Many participants failed in two specific tasks. One of them was to find the patient’s body weight in the basic data window. (Figure 2C) This information could be found in the “personal basic data page” after tapping button consisted of the patient’s name and icon. However, eight participants could not recognize this functional button. During the interview, all the non-experienced users who successfully completed this task said that they found this function by accident. Although similar design was used for the “preview page”, (Fig. 2D) almost all participants thought that the button with the word “preview” (in Traditional Chinese) made it easier to predict the function of the button. Thus, the number of participants failed to preview was far less than that of participants failed to find patient’s body weight. Most of them agreed that it is an easy-to-remember function, but they thought the hint of the functional area should be more recognizable. This is one of the designs to be changed in the future updates.

The other task, in which seven participants failed, was to find a specified information from a list of previously assessed pre-anesthesia evaluation. The standard procedure was to look for the most recent evaluation, tap the list (white rectangle in Fig. 1C) to open the evaluation form and find the specified data in a previous evaluation report. Five of the failed participants did not picture an interactive bar for each evaluation. Instead, they pressed the “Ditto” button (the green button in the white rectangle in Fig. 1D), which function was to copy the content and paste it to a new evaluation form. Although they still have the right data, this task would still be viewed as a failure. Participants later revealed that they neglected the bar when seeing the “Ditto” button. To improve the performance, the “Ditto” button should only be seen after viewing the content of the previous evaluation.

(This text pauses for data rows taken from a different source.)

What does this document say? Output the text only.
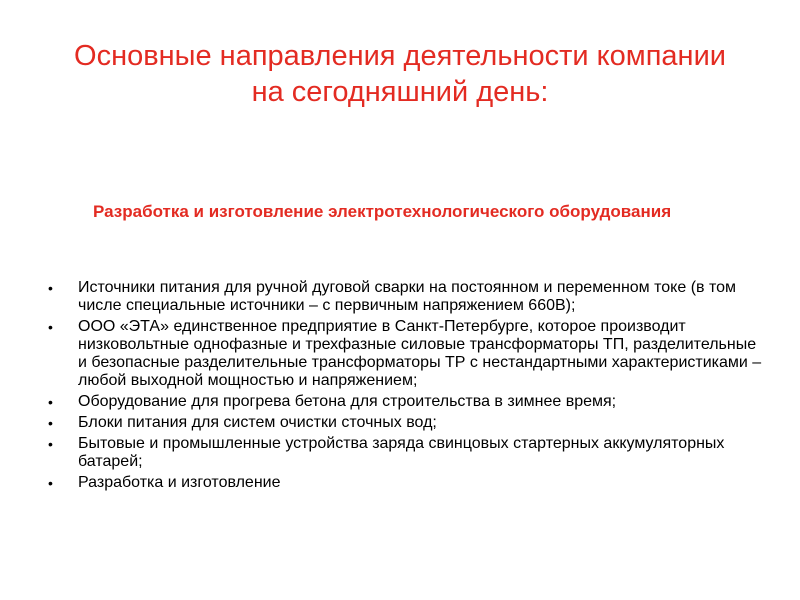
Основные направления деятельности компании
на сегодняшний день:
Разработка и изготовление электротехнологического оборудования
•	Источники питания для ручной дуговой сварки на постоянном и переменном токе (в том числе специальные источники – с первичным напряжением 660В);
•	ООО «ЭТА» единственное предприятие в Санкт-Петербурге, которое производит низковольтные однофазные и трехфазные силовые трансформаторы ТП, разделительные и безопасные разделительные трансформаторы ТР с нестандартными характеристиками – любой выходной мощностью и напряжением;
•	Оборудование для прогрева бетона для строительства в зимнее время;
•	Блоки питания для систем очистки сточных вод;
•	Бытовые и промышленные устройства заряда свинцовых стартерных аккумуляторных батарей;
•	Разработка и изготовление
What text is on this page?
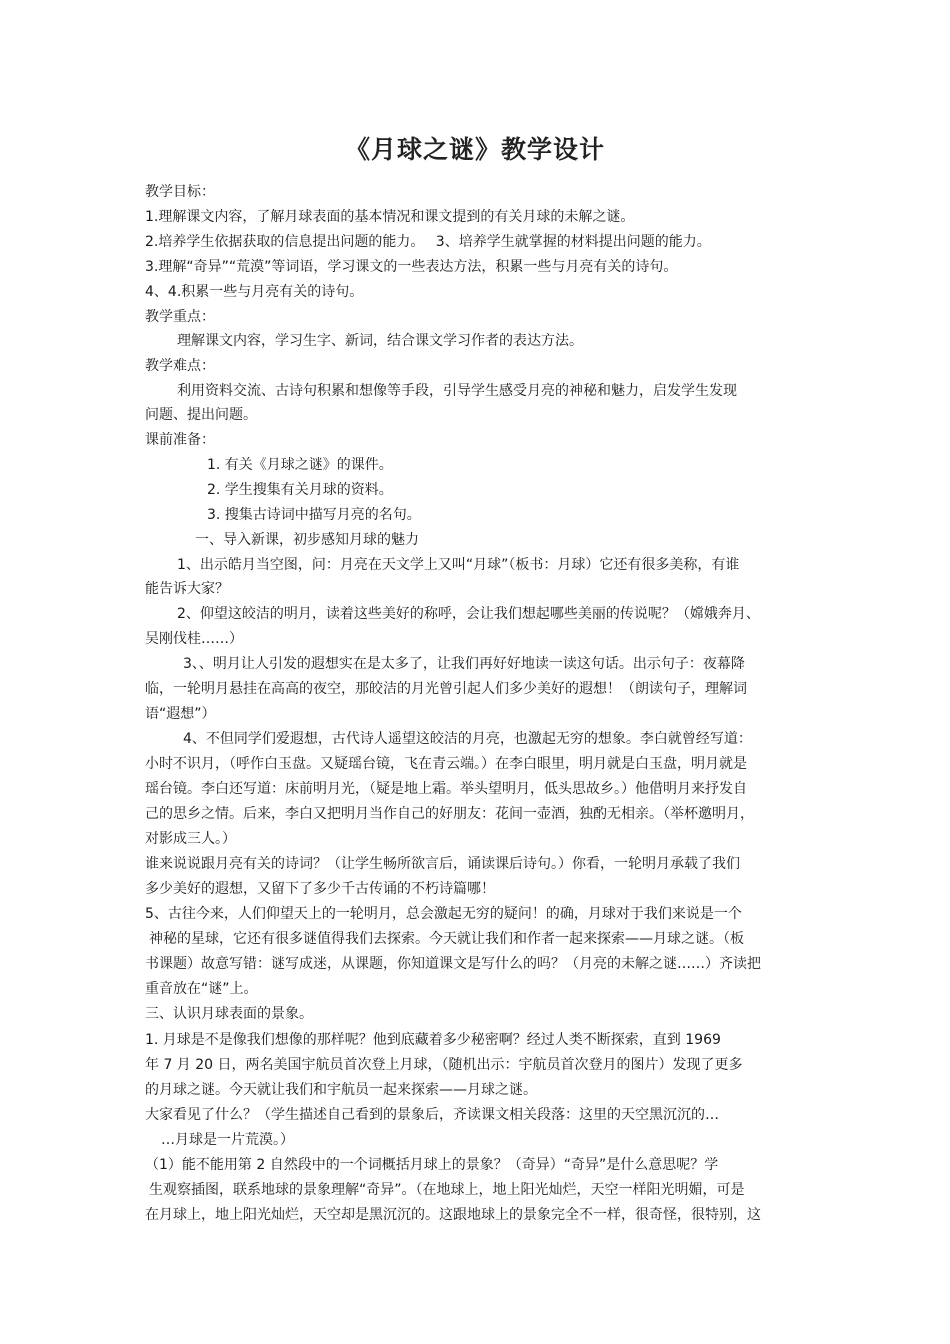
《月球之谜》教学设计
教学目标：
1.理解课文内容，了解月球表面的基本情况和课文提到的有关月球的未解之谜。
2.培养学生依据获取的信息提出问题的能力。　 3、培养学生就掌握的材料提出问题的能力。
3.理解“奇异”“荒漠”等词语，学习课文的一些表达方法，积累一些与月亮有关的诗句。
4、4.积累一些与月亮有关的诗句。
教学重点：
理解课文内容，学习生字、新词，结合课文学习作者的表达方法。
教学难点：
利用资料交流、古诗句积累和想像等手段，引导学生感受月亮的神秘和魅力，启发学生发现
问题、提出问题。
课前准备：
1. 有关《月球之谜》的课件。
2. 学生搜集有关月球的资料。
3. 搜集古诗词中描写月亮的名句。
一、导入新课，初步感知月球的魅力
1、出示皓月当空图，问：月亮在天文学上又叫“月球”（板书：月球）它还有很多美称，有谁
能告诉大家？
2、仰望这皎洁的明月，读着这些美好的称呼，会让我们想起哪些美丽的传说呢？（嫦娥奔月、
吴刚伐桂……）
3、、明月让人引发的遐想实在是太多了，让我们再好好地读一读这句话。出示句子：夜幕降
临，一轮明月悬挂在高高的夜空，那皎洁的月光曾引起人们多少美好的遐想！（朗读句子，理解词
语“遐想”）
4、不但同学们爱遐想，古代诗人遥望这皎洁的月亮，也激起无穷的想象。李白就曾经写道：
小时不识月，（呼作白玉盘。又疑瑶台镜，飞在青云端。）在李白眼里，明月就是白玉盘，明月就是
瑶台镜。李白还写道：床前明月光，（疑是地上霜。举头望明月，低头思故乡。）他借明月来抒发自
己的思乡之情。后来，李白又把明月当作自己的好朋友：花间一壶酒，独酌无相亲。（举杯邀明月，
对影成三人。）
谁来说说跟月亮有关的诗词？（让学生畅所欲言后，诵读课后诗句。）你看，一轮明月承载了我们
多少美好的遐想，又留下了多少千古传诵的不朽诗篇哪！
5、古往今来，人们仰望天上的一轮明月，总会激起无穷的疑问！的确，月球对于我们来说是一个
神秘的星球，它还有很多谜值得我们去探索。今天就让我们和作者一起来探索——月球之谜。（板
书课题）故意写错：谜写成迷，从课题，你知道课文是写什么的吗？（月亮的未解之谜……）齐读把
重音放在“谜”上。
三、认识月球表面的景象。
1. 月球是不是像我们想像的那样呢？他到底藏着多少秘密啊？经过人类不断探索，直到 1969
年 7 月 20 日，两名美国宇航员首次登上月球，（随机出示：宇航员首次登月的图片）发现了更多
的月球之谜。今天就让我们和宇航员一起来探索——月球之谜。
大家看见了什么？（学生描述自己看到的景象后，齐读课文相关段落：这里的天空黑沉沉的…
…月球是一片荒漠。）
（1）能不能用第 2 自然段中的一个词概括月球上的景象？（奇异）“奇异”是什么意思呢？学
生观察插图，联系地球的景象理解“奇异”。（在地球上，地上阳光灿烂，天空一样阳光明媚，可是
在月球上，地上阳光灿烂，天空却是黑沉沉的。这跟地球上的景象完全不一样，很奇怪，很特别，这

The most important finding in the screen recording was that the “Confirm” button was neglected initially by eleven participants. To prevent the whole entries being deleted without saving, we designed the “Confirm” button in every major topic. Once the users completed the questions under a major topic, they should click on the “Confirm” button to save the content within this topic. This logic was intended to save the whole entries in small parts instead of the whole document as pre-anesthesia evaluation rarely go uninterrupted. However, neglecting the “Confirm” button meant that all current entries in this topic were futile. During the interview, most participants, even those who completed this task successfully, mentioned that the button was easily neglected and impractical. On the other hand, they appreciate the concept of saving the document in small parts. These evidences gave us clues for future UI updates.

5 Conclusions and Future Works

In the current study, the UI design of EVAN was satisfactory for users in NTUH, but with minor flaws. These empirical results could be concluded into two major directions for future design:

  1. 1.

    Improve the hint of interactive areas: Most failures in the user tasks resulted from inadequate clues of the interactive buttons. One of the solutions is to enhance the metaphor of the interactive areas with icon and its adjacent keywords (as in the case of Fig. 2C). Another way is to increase the contrast between the interactive area and the background (as in the case of Fig. 1C).

  2. 2.

    Adjust the workflow for data storage to be more intuitive: The rationale of the “Confirm” button was to prevent accidental deletion. However, the logic of “saving document in parts” was not intuitive for many users. To correct the design flaw, the “Confirm” button will be cancelled. The mechanism of saving will be shifted to “automatic mode”, with every change saved.